Below you will find a description of the different HA policies for a node shutdown. Currently Conditional is the default due to backward compatibility. Some users may find that Migrate behaves more as expected.
Once the Local Resource manager (LRM) gets a shutdown request and this policy is enabled, it will mark itself as unavailable for the current HA manager. This triggers a migration of all HA Services currently located on this node. The LRM will try to delay the shutdown process, until all running services get moved away. But, this expects that the running services can be migrated to another node. In other words, the service must not be locally bound, for example by using hardware passthrough. As non-group member nodes are considered as runnable target if no group member is available, this policy can still be used when making use of HA groups with only some nodes selected. But, marking a group as restricted tells the HA manager that the service cannot run outside of the chosen set of nodes. If all of those nodes are unavailable, the shutdown will hang until you manually intervene. Once the shut down node comes back online again, the previously displaced services will be moved back, if they were not already manually migrated in-between.
The watchdog is still active during the migration process on shutdown.

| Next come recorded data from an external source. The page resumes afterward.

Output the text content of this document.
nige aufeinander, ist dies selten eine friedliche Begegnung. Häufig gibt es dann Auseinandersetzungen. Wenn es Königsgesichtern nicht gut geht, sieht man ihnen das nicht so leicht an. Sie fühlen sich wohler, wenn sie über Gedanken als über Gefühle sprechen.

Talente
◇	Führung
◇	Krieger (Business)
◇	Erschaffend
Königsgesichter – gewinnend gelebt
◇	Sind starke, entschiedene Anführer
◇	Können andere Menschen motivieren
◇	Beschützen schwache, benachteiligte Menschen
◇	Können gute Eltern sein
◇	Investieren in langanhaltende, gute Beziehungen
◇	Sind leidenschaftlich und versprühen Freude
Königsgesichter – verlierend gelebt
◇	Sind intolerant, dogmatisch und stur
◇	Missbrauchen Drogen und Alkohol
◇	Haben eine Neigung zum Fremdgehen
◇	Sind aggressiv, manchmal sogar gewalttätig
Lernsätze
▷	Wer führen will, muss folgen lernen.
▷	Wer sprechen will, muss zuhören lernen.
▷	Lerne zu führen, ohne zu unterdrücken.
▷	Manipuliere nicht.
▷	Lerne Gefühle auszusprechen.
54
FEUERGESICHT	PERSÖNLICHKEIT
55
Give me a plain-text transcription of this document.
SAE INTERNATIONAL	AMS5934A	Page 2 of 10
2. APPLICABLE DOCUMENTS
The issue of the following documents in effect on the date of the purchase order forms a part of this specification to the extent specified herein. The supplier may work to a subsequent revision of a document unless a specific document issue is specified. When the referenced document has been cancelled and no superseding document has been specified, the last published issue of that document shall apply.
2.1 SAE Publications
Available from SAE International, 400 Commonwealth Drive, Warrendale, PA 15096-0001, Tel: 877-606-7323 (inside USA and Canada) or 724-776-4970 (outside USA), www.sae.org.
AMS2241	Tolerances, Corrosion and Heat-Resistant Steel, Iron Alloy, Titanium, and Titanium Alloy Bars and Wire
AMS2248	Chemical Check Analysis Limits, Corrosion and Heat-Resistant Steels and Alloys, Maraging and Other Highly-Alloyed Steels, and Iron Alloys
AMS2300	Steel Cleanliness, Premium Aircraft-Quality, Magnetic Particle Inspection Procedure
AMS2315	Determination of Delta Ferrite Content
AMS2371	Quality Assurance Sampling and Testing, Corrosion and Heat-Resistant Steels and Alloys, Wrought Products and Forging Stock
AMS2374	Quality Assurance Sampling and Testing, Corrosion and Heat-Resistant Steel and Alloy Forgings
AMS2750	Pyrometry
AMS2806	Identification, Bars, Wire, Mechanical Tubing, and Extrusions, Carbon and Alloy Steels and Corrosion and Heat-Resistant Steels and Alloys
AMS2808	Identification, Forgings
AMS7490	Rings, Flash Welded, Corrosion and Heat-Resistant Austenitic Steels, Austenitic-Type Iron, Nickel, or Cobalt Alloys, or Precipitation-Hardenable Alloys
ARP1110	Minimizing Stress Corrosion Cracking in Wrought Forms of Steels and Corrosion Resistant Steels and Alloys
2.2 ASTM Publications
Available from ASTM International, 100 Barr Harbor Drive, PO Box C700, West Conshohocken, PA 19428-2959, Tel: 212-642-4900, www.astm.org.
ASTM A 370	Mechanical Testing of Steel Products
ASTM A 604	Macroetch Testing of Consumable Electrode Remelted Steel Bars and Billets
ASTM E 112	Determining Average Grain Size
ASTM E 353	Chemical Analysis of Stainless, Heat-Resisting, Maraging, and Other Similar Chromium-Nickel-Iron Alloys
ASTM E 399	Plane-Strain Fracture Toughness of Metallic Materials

If the node loses quorum it will be fenced and the services will be recovered.
If you start a (previously stopped) service on a node which is currently being maintained, the node needs to be fenced to ensure that the service can be moved and started on another available node.
This mode ensures that all services get stopped, but that they will also be recovered, if the current node is not online soon. It can be useful when doing maintenance on a cluster scale, where live-migrating VMs may not be possible if too many nodes are powered off at a time, but you still want to ensure HA services get recovered and started again as soon as possible.
This mode ensures that all services get stopped and frozen, so that they won’t get recovered until the current node is online again.
The Conditional shutdown policy automatically detects if a shutdown or a reboot is requested, and changes behaviour accordingly.
Shutdown. A shutdown (poweroff) is usually done if it is planned for the node to stay down for some time. The LRM stops all managed services in this case. This means that other nodes will take over those services afterwards.
Recent hardware has large amounts of memory (RAM). So we stop all resources, then restart them to avoid online migration of all that RAM. If you want to use online migration, you need to invoke that manually before you shutdown the node.
Reboot. Node reboots are initiated with the reboot command. This is usually done after installing a new kernel. Please note that this is different from “shutdown”, because the node immediately starts again.
The LRM tells the CRM that it wants to restart, and waits until the CRM puts
all resources into the freeze
state (same mechanism is used for
Package Updates
Section 15.10, “Package Updates”). This prevents those resources
from being moved to other nodes. Instead, the CRM starts the resources after the
reboot on the same node.
Last but not least, you can also manually move resources to other nodes, before you shutdown or restart a node. The advantage is that you have full control, and you can decide if you want to use online migration or not.
Please do not kill services like pve-ha-crm
, pve-ha-lrm
or
watchdog-mux
. They manage and use the watchdog, so this can result in an
immediate node reboot or even reset.